«10 апреля – это, пожалуй, второй, после 9 Мая, для меня праздник. Я не помню той войны в силу естественных причин, как и не помню 10 апреля 1944 г. День, когда освободили Одессу. Но я очень хорошо помню людей, побывавших на той войне. Людей, как близких моей семье или бывших моей семьей, так и просто знакомых, соседей или родственников моих друзей. Очень хорошо помню 9 мая 1975 года. Тридцать лет Победы. Впервые попал под амнистию как малолетка. И помню парад ветеранов. Я шел в их колонне вместе с мужем бабушкиной сестры. Дядя Петя Голов – танкист– наводчик. У него были руки, лицо и шея красно-бело-розового цвета. На Курской дуге, в горящей тридцатьчетверке он таранил немецкие тигры. Их было очень много, этих обгоревших танкистов. Особенно возле клиники Филатова на Французcком бульваре. Мой дед, по материнской линии Келлер Йосиф Мартинович, стопроцентный ариец. Из рода немецких колонистов, прибывших в Одессу по приглашению Екатерины II буквально через несколько лет после основания нашего города. Мой дед был непризывной как немец, да и зрение было ни к черту. Потомственный интеллигент, агроном-виноградарь работал в институте им. Таирова на Сухом лимане. Но в одесское ополчение каким-то чудом записался переводчиком. В первом же бою под Татаркой «подхватил» штыком в бедро и плечо. Но умудрился своим виноградарским ножом зарезать двух румын. Выжил, пережил оккупацию, вместе с братьями прятал еврейских детей. В 1946 получил 10 лет лагерей. Умер в лагере под Красноярском в 1952-м, полгода не дожив до амнистии. Мой дед по отцовской линии, чеченец, выпускник одесского кадетского училища, шел по делу «Червоного казачества» Виталия Примакова и Юрия Коцюбинского. Четвертушник (25 лет лагерей, без права переписки). Прямо с лесосеки под Верхоянском ушел на фронт в феврале 1942 г. Воевал в конном корпусе «красного казака» Исы Плиева. Дошел до Праги, войну закончил в Манчьжурии.

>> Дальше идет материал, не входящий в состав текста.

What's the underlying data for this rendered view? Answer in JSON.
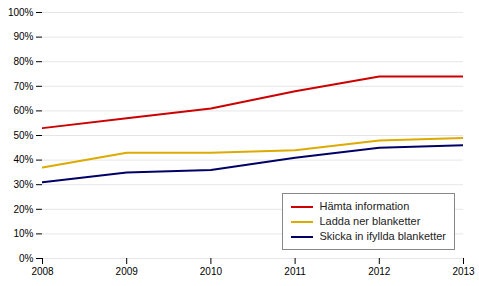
{
  "chart_data": {
    "type": "line",
    "x": [
      2008,
      2009,
      2010,
      2011,
      2012,
      2013
    ],
    "series": [
      {
        "name": "Hämta information",
        "color": "#cc0000",
        "values": [
          0.53,
          0.57,
          0.61,
          0.68,
          0.74,
          0.74
        ]
      },
      {
        "name": "Ladda ner blanketter",
        "color": "#ddaa00",
        "values": [
          0.37,
          0.43,
          0.43,
          0.44,
          0.48,
          0.49
        ]
      },
      {
        "name": "Skicka in ifyllda blanketter",
        "color": "#000066",
        "values": [
          0.31,
          0.35,
          0.36,
          0.41,
          0.45,
          0.46
        ]
      }
    ],
    "xlim": [
      2008,
      2013
    ],
    "xticks": [
      2008,
      2009,
      2010,
      2011,
      2012,
      2013
    ],
    "ylim": [
      0.0,
      1.0
    ],
    "yticks": [
      {
        "value": 0.0,
        "label": "0%"
      },
      {
        "value": 0.1,
        "label": "10%"
      },
      {
        "value": 0.2,
        "label": "20%"
      },
      {
        "value": 0.3,
        "label": "30%"
      },
      {
        "value": 0.4,
        "label": "40%"
      },
      {
        "value": 0.5,
        "label": "50%"
      },
      {
        "value": 0.6,
        "label": "60%"
      },
      {
        "value": 0.7,
        "label": "70%"
      },
      {
        "value": 0.8,
        "label": "80%"
      },
      {
        "value": 0.9,
        "label": "90%"
      },
      {
        "value": 1.0,
        "label": "100%"
      }
    ],
    "grid": true,
    "legend": "lower right"
  }
}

Я хорошо помню Сеню Шмускиса с Костецкой. Разведчик из полка Александра Матросова. Маленький, худой, крикливый и вечно подшофе.
9 мая левая половина его пиджака просто волоклась по земле под тяжестью медалей. Я помню брата моей бабушки, пересыпского татарина Степу Бидичева, потерявшего руку при форсировании Одера. Я помню друзей-однополчан, разведчиков, грузина Резо Одноногого и азербайджанца Алима Одноглазого. Я помню безногого дядю Пашу Цыгана, сапожника с Куйбышева. Он катался на маленькой деревянной платформе, с подшипниками вместо колес. Сапер, потерял ноги, подорвавшись на мине уже после войны. Отец моего старшего товарища, вора-рецидивиста Сани Макара, сгинувшего где-то в мордовском лагере. Летчик-истребитель дядя Петя Макаров, когда напивался, шел на таран. Шел на таран на велосипеде, самолета уже не было. Таранил трансформаторную будку, на ней был изображен череп с костями, что-то ассоциировалось у него с этим рисунком. И когда мы, пацаны, после очередного тарана тащили его окровавленного домой – это ни у кого не вызывало смеха или улыбки. И жена его, бывшая медсестра тетя Клава, молча начинала обрабатывать раны. И на исхудалых и жилистых ее руках отчетливо читалась наколка ФПЖ (фронтовая походная жена). Я помню их всех. И точно знаю, что у всех этих людей никогда не было дилеммы, кто они по национальности. Они все были ОДЕССИТАМИ. И Родина их была ОДЕССА. И память о них для меня таки шо-то значит. И значит, я опять 10 апреля пойду к памятнику Неизвестному матросу. И опять надену георгиевскую ленточку.